Mom was up. Because Lars, not finding me at Michael’s, called her. They were talking as I walked through the door.
I’m in bed now with a cool washcloth over my forehead. That’s because when she hung up with Lars and asked me where I’d been, I had to run for the toilet, where I threw up my bluefin tuna two ways with artichoke salad with fava beans and scallions and Parmesan shavings. Not to mention the chocolate mousse.
I’ve gotten her to promise not to call Dr. Fung’s emergency service. The only thing about me that’s sick is my heart.
And I’m pretty sure Dr. Fung doesn’t have a prescription for what’s wrong with it.
Thursday, September 9, 11:30 p.m., the loft
Mom says she doesn’t think Michael not telling me about losing his virginity to Judith Gershner is that big a deal—not worth breaking up with him over, anyway. Her exact words were, “Oh, Mia. It’s just SEX.”
That’s easy for her to say. She lost her virginity when she was younger than me, and to a guy who is now married to a former CORN PRINCESS. AND she’s happily married to someone else. Of course it’s just SEX to her. To me, it’s my LIFE.
“Mom, he LIED to me,” I said.
“Well, he didn’t EXACTLY lie,” Mom said. “I mean, you asked him if he and Judith were going out. And they weren’t.”
“Mom. GOING OUT implies sleeping together.”
“Since when?” Mom wanted to know. “I thought HOOKING UP meant sleeping together. And you didn’t ask Michael that. You asked him if he and Judith were GOING OUT.”
The reason we both know this is because I went back through my old diaries, just to make sure I was right.
And I was.
“Are you sure you didn’t pick a fight with Michael over this because it’s easier for you to cope with him being gone if you’re mad at him than if you were still loving him, and missing him all the time?” was her next totally off-the-wall question.
Yeah, right, Mom. Because I am feeling SO MUCH BETTER NOW.
I didn’t tell her how the subject had come up. I mean, about HOW I’d found out about Michael and Judith. The last thing I need is my mom knowing what I’d tried to do—you know, convince Michael not to go to Japan by sleeping with him. She wouldn’t be TOO disappointed in me for being such a bad feminist and using sex as a manipulative tool, or anything.
The phone just rang. I didn’t even check the caller ID to see who it was, because I knew. Who else would call this late, and risk waking up Rocky (who could sleep through a war protest…and actually has)?
And Mom confirmed it when she looked in to say it was Michael, saying sorry to call so late but I wasn’t picking up my cell and he wanted to make sure I’d made it home okay.
Like I’ll ever be okay again.
Mom asked if I wanted to speak to him and I just looked at her and she said, “Um, Michael, now is probably not the best time,” into the phone and went away.
My chest feels funny. Like it’s empty and hollow inside. I wonder if this is because I just barfed up my dinner, or if it’s because my heart has shattered into so many little pieces, it’s basically disappeared.
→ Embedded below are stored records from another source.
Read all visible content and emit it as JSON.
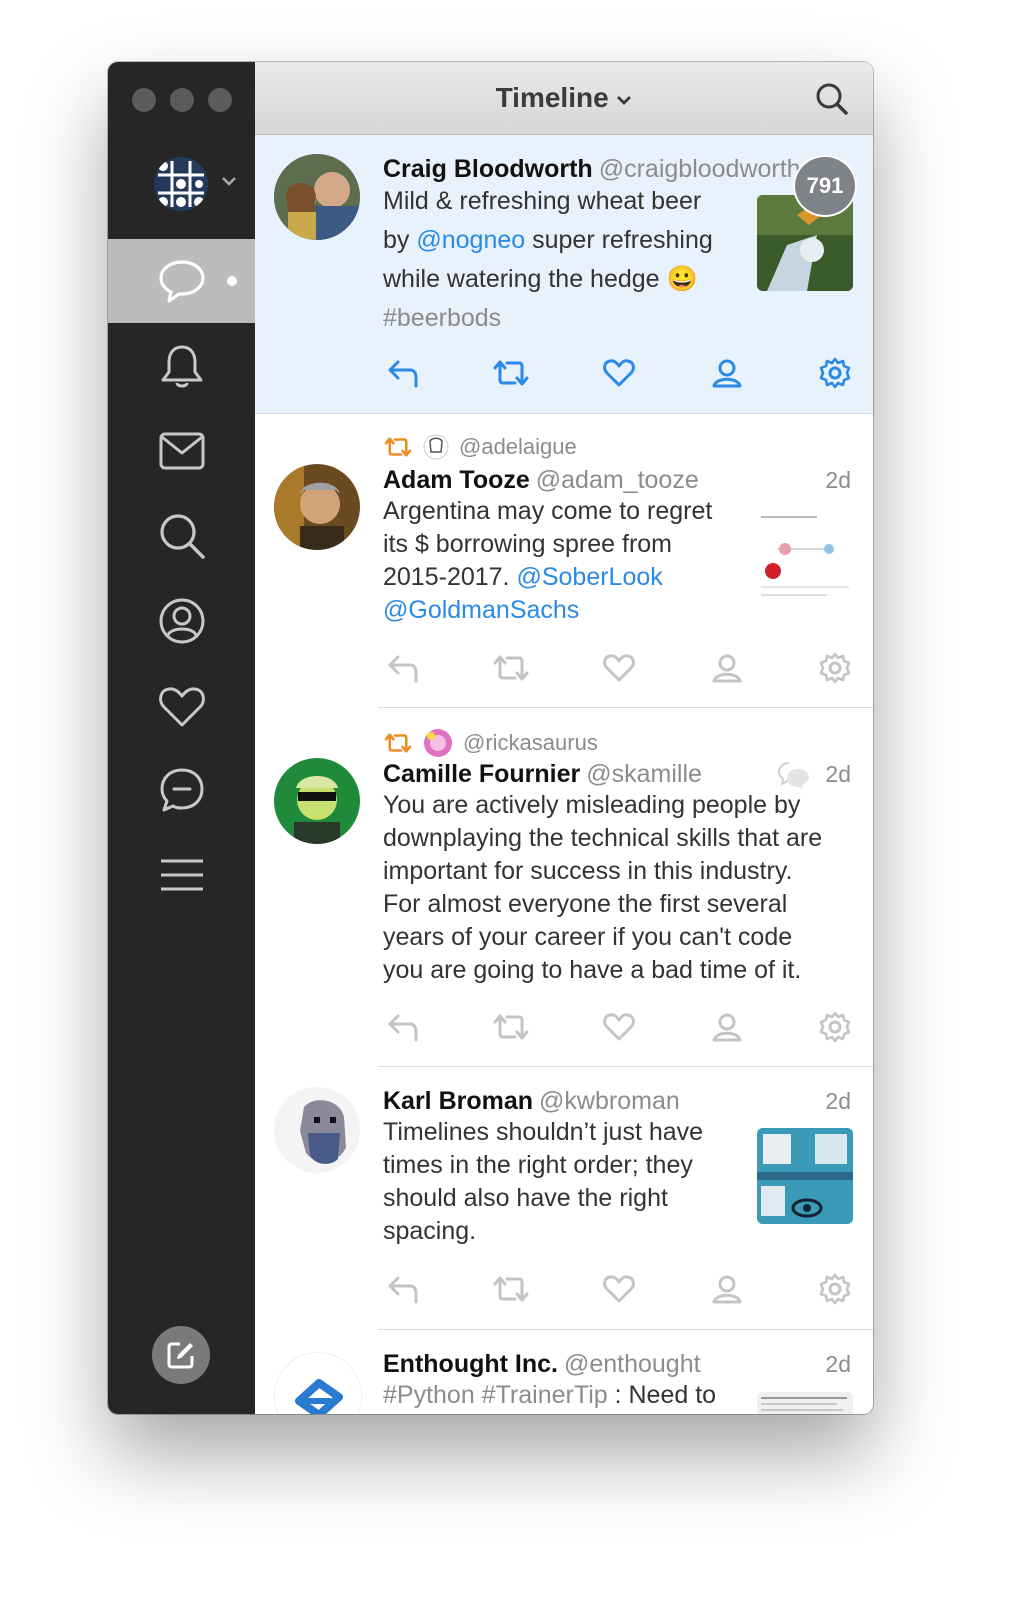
{
  "window": {
    "title": "Timeline"
  },
  "sidebar": {
    "nav": [
      {
        "name": "messages",
        "icon": "speech-bubble-icon",
        "active": true
      },
      {
        "name": "notifications",
        "icon": "bell-icon"
      },
      {
        "name": "direct-messages",
        "icon": "envelope-icon"
      },
      {
        "name": "search",
        "icon": "search-icon"
      },
      {
        "name": "profile",
        "icon": "user-circle-icon"
      },
      {
        "name": "likes",
        "icon": "heart-icon"
      },
      {
        "name": "mentions",
        "icon": "chat-ellipsis-icon"
      },
      {
        "name": "menu",
        "icon": "hamburger-icon"
      }
    ],
    "compose_icon": "compose-icon"
  },
  "colors": {
    "accent": "#2a8ae6",
    "retweet": "#f08a24",
    "sidebar": "#262627",
    "selected_bg": "#e8f2fd"
  },
  "unread_badge": "791",
  "tweets": [
    {
      "name": "Craig Bloodworth",
      "handle": "@craigbloodworth",
      "text_parts": [
        "Mild & refreshing wheat beer",
        "by ",
        "@nogneo",
        " super refreshing",
        "while watering the hedge 😀",
        "#beerbods"
      ]
    },
    {
      "retweeted_by": "@adelaigue",
      "name": "Adam Tooze",
      "handle": "@adam_tooze",
      "time": "2d",
      "text_parts": [
        "Argentina may come to regret",
        "its $ borrowing spree from",
        "2015-2017. ",
        "@SoberLook",
        "@GoldmanSachs"
      ]
    },
    {
      "retweeted_by": "@rickasaurus",
      "name": "Camille Fournier",
      "handle": "@skamille",
      "time": "2d",
      "lines": [
        "You are actively misleading people by",
        "downplaying the technical skills that are",
        "important for success in this industry.",
        "For almost everyone the first several",
        "years of your career if you can't code",
        "you are going to have a bad time of it."
      ]
    },
    {
      "name": "Karl Broman",
      "handle": "@kwbroman",
      "time": "2d",
      "lines": [
        "Timelines shouldn’t just have",
        "times in the right order; they",
        "should also have the right",
        "spacing."
      ]
    },
    {
      "name": "Enthought Inc.",
      "handle": "@enthought",
      "time": "2d",
      "text_parts": [
        "#Python #TrainerTip",
        " : Need to"
      ]
    }
  ]
}
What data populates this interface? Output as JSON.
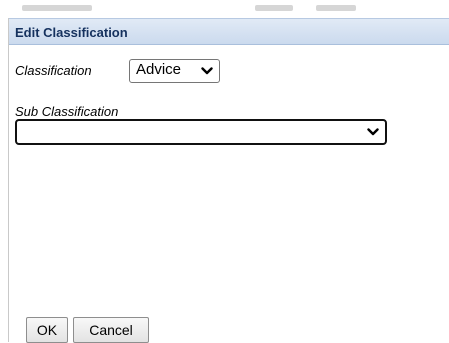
{
  "dialog": {
    "title": "Edit Classification"
  },
  "classification": {
    "label": "Classification",
    "selected": "Advice"
  },
  "sub_classification": {
    "label": "Sub Classification",
    "selected": ""
  },
  "buttons": {
    "ok_label": "OK",
    "cancel_label": "Cancel"
  },
  "icons": {
    "dropdown": "chevron-down-icon"
  },
  "colors": {
    "titlebar": "#cbdaee",
    "title_text": "#15315e"
  }
}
Thursday, September 9, 11:45 p.m., the loft
Michael just e-mailed me:
SKINNERBX: Mia, I don’t understand what just happened. Judith Gershner is a nice person, but she’s never meant anything to me and never will. I don’t understand how the fact that I slept with her two years ago, BEFORE YOU AND I EVER WENT OUT, is a valid reason for you and me to break up. If that’s what just happened, which, as I said, I’m not even sure about, because you were acting so weird.
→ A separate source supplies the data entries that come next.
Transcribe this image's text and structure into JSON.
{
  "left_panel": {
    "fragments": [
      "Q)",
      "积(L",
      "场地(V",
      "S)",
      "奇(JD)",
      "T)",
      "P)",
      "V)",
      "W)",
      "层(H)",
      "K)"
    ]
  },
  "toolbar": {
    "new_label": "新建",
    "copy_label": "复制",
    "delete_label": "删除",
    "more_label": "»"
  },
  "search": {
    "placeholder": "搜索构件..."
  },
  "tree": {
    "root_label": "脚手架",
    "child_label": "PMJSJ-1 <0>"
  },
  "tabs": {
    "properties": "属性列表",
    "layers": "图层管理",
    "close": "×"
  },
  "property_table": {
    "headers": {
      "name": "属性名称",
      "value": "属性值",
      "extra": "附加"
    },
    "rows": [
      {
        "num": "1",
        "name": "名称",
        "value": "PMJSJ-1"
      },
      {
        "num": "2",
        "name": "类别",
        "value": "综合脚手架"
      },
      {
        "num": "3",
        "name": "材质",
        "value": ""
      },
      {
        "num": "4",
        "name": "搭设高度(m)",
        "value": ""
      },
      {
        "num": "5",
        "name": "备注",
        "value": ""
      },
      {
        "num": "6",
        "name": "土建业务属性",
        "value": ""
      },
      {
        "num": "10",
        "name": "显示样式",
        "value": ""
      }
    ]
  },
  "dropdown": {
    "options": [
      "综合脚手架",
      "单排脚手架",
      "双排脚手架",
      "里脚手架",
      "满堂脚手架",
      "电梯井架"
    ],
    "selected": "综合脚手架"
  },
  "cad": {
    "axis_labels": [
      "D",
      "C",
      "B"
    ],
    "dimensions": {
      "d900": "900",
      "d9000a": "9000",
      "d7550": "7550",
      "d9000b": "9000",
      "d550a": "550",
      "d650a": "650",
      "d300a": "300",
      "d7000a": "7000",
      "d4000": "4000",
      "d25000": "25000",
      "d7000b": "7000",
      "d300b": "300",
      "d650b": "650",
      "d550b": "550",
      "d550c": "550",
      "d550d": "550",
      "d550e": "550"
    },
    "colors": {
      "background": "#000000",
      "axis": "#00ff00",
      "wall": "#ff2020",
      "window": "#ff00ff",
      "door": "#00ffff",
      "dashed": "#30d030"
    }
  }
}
And as for your thinking that I expect you to wait for me while I’m in Japan…well, yeah, I guess I kind of thought you would, considering the fact that part of the reason I’m going is to improve the chances of our being able to have a future together. Maybe that’s a lot to ask. Maybe I have no right to expect it. I don’t know. I don’t understand any of this. Could you maybe call or write back and possibly explain? Because I’m apparently clueless. And this is all so stupid.
God. That is so like him. What is so stupid about my wanting a boyfriend who actually VALUES intimacy and doesn’t dismiss his first sexual experience as just “messing around”?
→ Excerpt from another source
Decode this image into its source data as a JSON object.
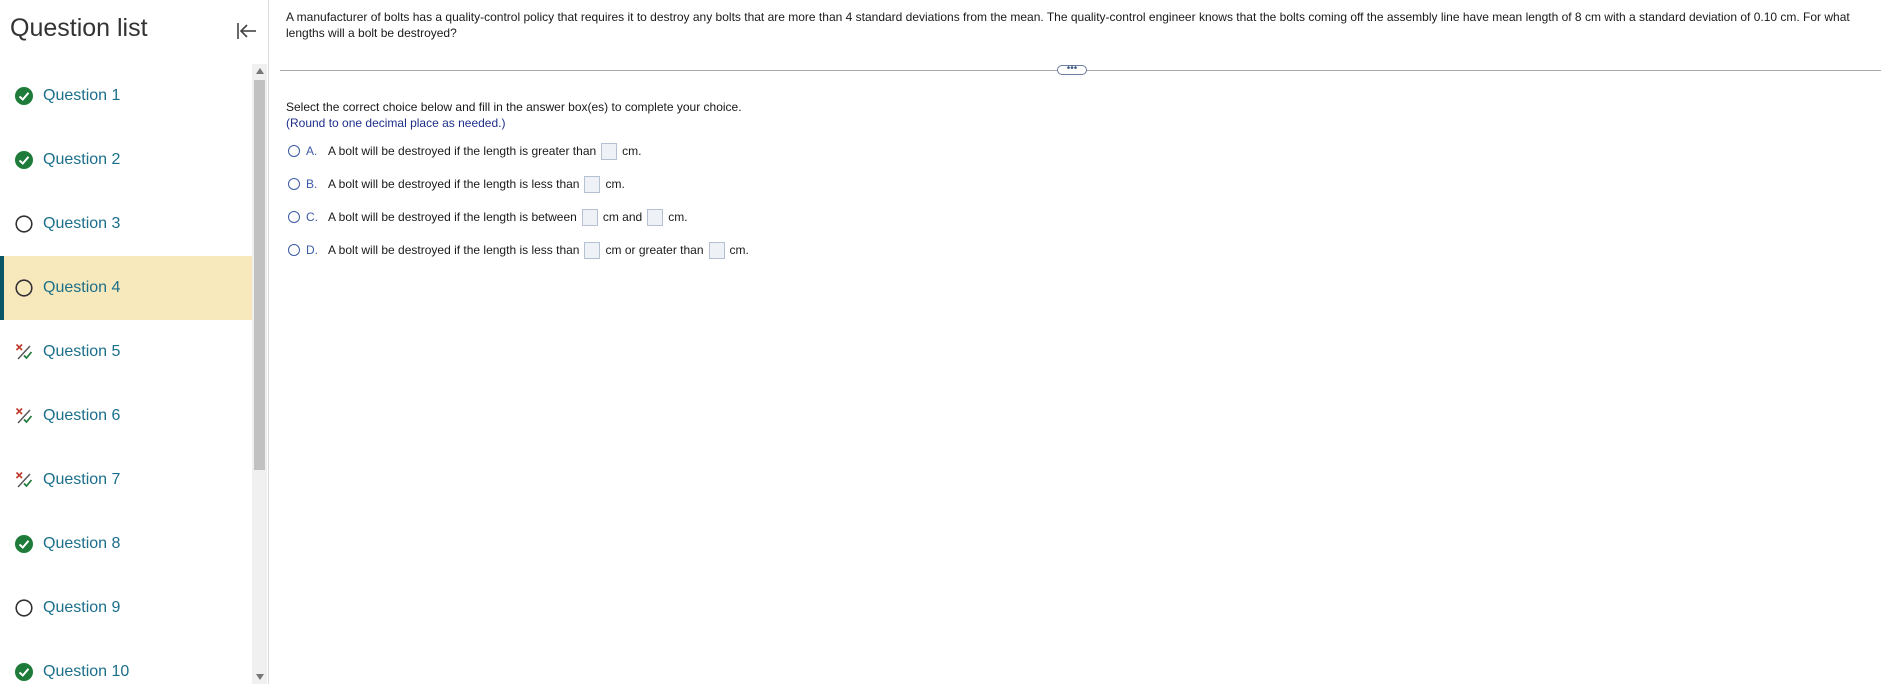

And okay, she already had a boyfriend, apparently. That just makes it worse. He was messing around with a girl who was messing around with him BEHIND HER BOYFRIEND’S BACK.
And JUDITH GERSHNER???? How could he have had sex with JUDITH GERSHNER???? And not have TOLD me???? I mean, I have eaten LUNCH with Judith Gershner. I have gone ICE-SKATING with Judith Gershner.
And okay, just once. But STILL. I had NO IDEA she and my boyfriend had been…you know.
But I SHOULD have known. I mean, all the signs were there. That time she put her arm around his chair. And ate his garlic bread. I can’t believe I was so blind.